深入理解:Azure 网络连接 — VPN Gateway、ExpressRoute 与 Virtual WAN
1. 概述
Azure 网络连接是将分散的网络环境——Azure 云、本地数据中心、远程分支机构——统一互联的关键。Azure 提供了四种核心连接方式:
| 连接类型 | 适用场景 | 延迟 | 带宽 | 加密 | 成本 |
|---|---|---|---|---|---|
| VNet Peering | Azure VNet 之间 | 最低 (~1ms) | 无限制 (网络带宽) | 默认加密 (Azure 骨干) | 按流量计费 |
| VPN Gateway | 加密隧道 (本地/VNet) | 中等 (10-30ms) | 最高 10 Gbps | IPsec/IKE | 网关+流量 |
| ExpressRoute | 专线连接到 Microsoft | 低 (可预测) | 50M-100G | 可选 (MACsec) | 电路+流量 |
| Virtual WAN | 大规模分支互联 | 取决于连接类型 | 取决于连接类型 | 取决于连接类型 | Hub+连接 |
Microsoft 全球骨干网
所有 Azure 连接服务都运行在 Microsoft 全球骨干网络上:
- 超过 200,000 km 光纤
- 超过 190 个边缘节点 (PoP)
- 跨 60+ Azure 区域
- 冷土豆路由 (Cold Potato Routing):流量尽早进入 Microsoft 网络
2. 核心概念详解
2.1 VNet Peering
VNet Peering 允许两个 VNet 通过 Azure 骨干网直接通信,无需 VPN 或网关。
类型:
- Regional Peering:同一区域内的两个 VNet
- Global Peering:不同区域的两个 VNet
关键特性:
- 非传递性 (Non-transitive):A↔B 和 B↔C 不等于 A↔C。
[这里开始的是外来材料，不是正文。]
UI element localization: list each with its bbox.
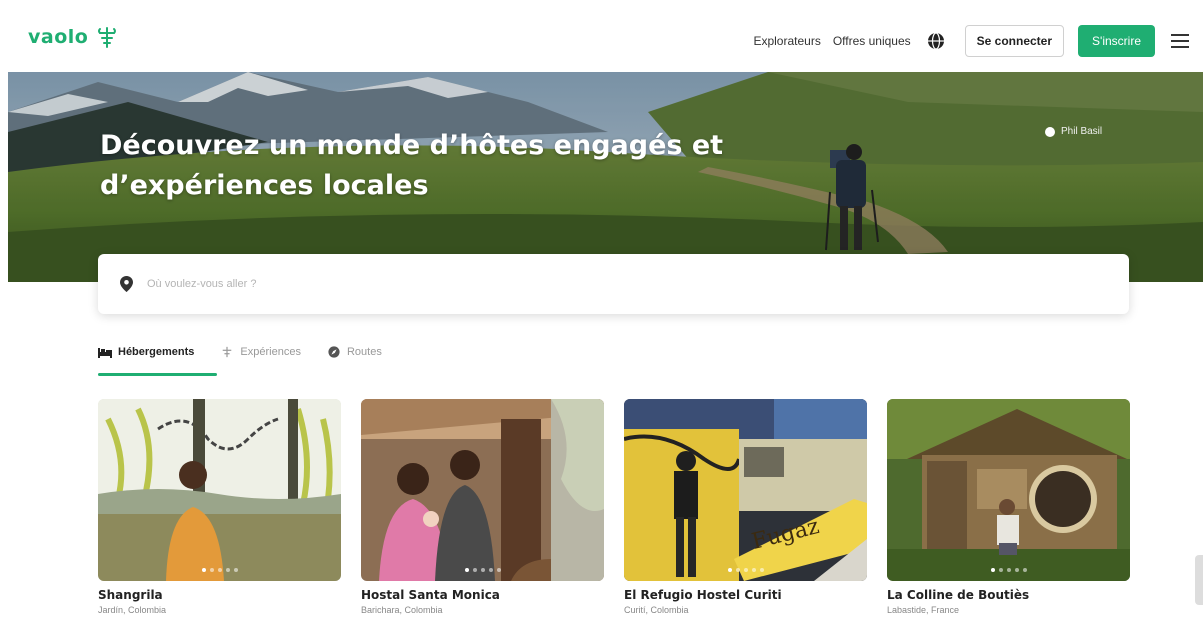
login-button[interactable]: Se connecter: [964, 25, 1065, 57]
logo[interactable]: vaolo: [28, 26, 118, 48]
listing-photo-image: [361, 399, 604, 581]
signup-button[interactable]: S'inscrire: [1078, 25, 1155, 57]
carousel-dots[interactable]: [98, 568, 341, 572]
listing-photo[interactable]: [887, 399, 1130, 581]
category-tabs: Hébergements Expériences Routes: [98, 340, 408, 364]
listing-location: Curití, Colombia: [624, 605, 689, 615]
listing-title[interactable]: La Colline de Boutiès: [887, 588, 1130, 602]
search-input[interactable]: [147, 278, 747, 290]
listing-photo[interactable]: [98, 399, 341, 581]
seedling-icon: [223, 346, 232, 358]
top-nav: Explorateurs Offres uniques Se connecter…: [753, 25, 1189, 57]
search-bar[interactable]: [98, 254, 1129, 314]
tab-accommodations[interactable]: Hébergements: [98, 340, 194, 364]
listing-card[interactable]: Fugaz El Refugio Hostel Curiti Curití, C…: [624, 399, 867, 615]
carousel-dots[interactable]: [361, 568, 604, 572]
listing-location: Jardín, Colombia: [98, 605, 167, 615]
carousel-dots[interactable]: [887, 568, 1130, 572]
listing-card[interactable]: Shangrila Jardín, Colombia: [98, 399, 341, 615]
info-dot-icon: [1045, 126, 1055, 137]
photo-credit[interactable]: Phil Basil: [1045, 126, 1102, 137]
tab-label: Routes: [346, 346, 382, 358]
listing-title[interactable]: El Refugio Hostel Curiti: [624, 588, 867, 602]
nav-link-explorers[interactable]: Explorateurs: [753, 34, 820, 48]
side-tab[interactable]: [1195, 555, 1203, 605]
map-pin-icon: [120, 276, 133, 292]
listing-cards: Shangrila Jardín, Colombia Hostal Santa …: [98, 399, 1133, 617]
listing-location: Barichara, Colombia: [361, 605, 443, 615]
nav-link-unique-offers[interactable]: Offres uniques: [833, 34, 911, 48]
hero-title: Découvrez un monde d’hôtes engagés et d’…: [100, 130, 724, 201]
active-tab-indicator: [98, 373, 217, 376]
listing-photo[interactable]: Fugaz: [624, 399, 867, 581]
globe-icon[interactable]: [927, 32, 945, 50]
hamburger-icon[interactable]: [1171, 34, 1189, 48]
seedling-icon: [98, 27, 117, 48]
bed-icon: [98, 348, 112, 358]
listing-card[interactable]: Hostal Santa Monica Barichara, Colombia: [361, 399, 604, 615]
tab-routes[interactable]: Routes: [327, 340, 382, 364]
listing-location: Labastide, France: [887, 605, 960, 615]
tab-label: Expériences: [240, 346, 301, 358]
logo-text: vaolo: [28, 26, 89, 48]
listing-photo[interactable]: [361, 399, 604, 581]
listing-title[interactable]: Hostal Santa Monica: [361, 588, 604, 602]
top-header: vaolo Explorateurs Offres uniques Se con…: [0, 0, 1203, 72]
carousel-dots[interactable]: [624, 568, 867, 572]
listing-title[interactable]: Shangrila: [98, 588, 341, 602]
listing-photo-image: [887, 399, 1130, 581]
tab-label: Hébergements: [118, 346, 195, 358]
listing-card[interactable]: La Colline de Boutiès Labastide, France: [887, 399, 1130, 615]
compass-icon: [328, 346, 340, 358]
listing-photo-image: [98, 399, 341, 581]
tab-experiences[interactable]: Expériences: [220, 340, 301, 364]
photo-credit-text: Phil Basil: [1061, 126, 1103, 137]
listing-photo-image: Fugaz: [624, 399, 867, 581]
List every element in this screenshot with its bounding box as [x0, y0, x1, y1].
如需传递,需使用 NVA/Firewall 或 VPN Gateway 网关传输
- 地址空间不能重叠
- Gateway Transit:允许 spoke VNet 使用 hub VNet 的 VPN/ER Gateway
- Use Remote Gateways:spoke 端配置,使用对等 VNet 的网关
graph LR
subgraph "Hub VNet"
GW[VPN Gateway]
FW[Azure Firewall]
end
subgraph "Spoke VNet 1"
VM1[Web VMs]
end
subgraph "Spoke VNet 2"
VM2[App VMs]
end
VM1 -->|VNet Peering<br/>+ Gateway Transit| GW
VM2 -->|VNet Peering<br/>+ Gateway Transit| GW
VM1 -.->|通过 Hub 路由| FW
FW -.-> VM2
GW -->|S2S VPN| OnPrem[本地网络]
style GW fill:#0078d4,color:white
style FW fill:#ff6b35,color:white
Peering 状态:
- 从 VNet-A 创建 peering → 状态: Initiated
- 从 VNet-B 创建 peering → 两端状态变为: Connected
- 只有 Connected 状态才能通信
# 创建 VNet Peering
az network vnet peering create \
--name HubToSpoke1 \
--vnet-name HubVNet \
--resource-group ContosoRG \
--remote-vnet Spoke1VNet \
--allow-vnet-access \
--allow-gateway-transit
az network vnet peering create \
--name Spoke1ToHub \
--vnet-name Spoke1VNet \
--resource-group ContosoRG \
--remote-vnet HubVNet \
--allow-vnet-access \
--use-remote-gateways
2.2 VPN Gateway
VPN Gateway 通过公共互联网建立加密的 IPsec/IKE 隧道。
Site-to-Site (S2S) VPN
连接本地网络到 Azure VNet:
graph LR
OnPrem[本地路由器<br/>公共 IP: 203.0.113.1] <-->|IPsec/IKE 隧道<br/>通过互联网| VPNGW[Azure VPN Gateway<br/>公共 IP: 20.1.2.3]
VPNGW --> VNet[Azure VNet<br/>10.0.0.0/16]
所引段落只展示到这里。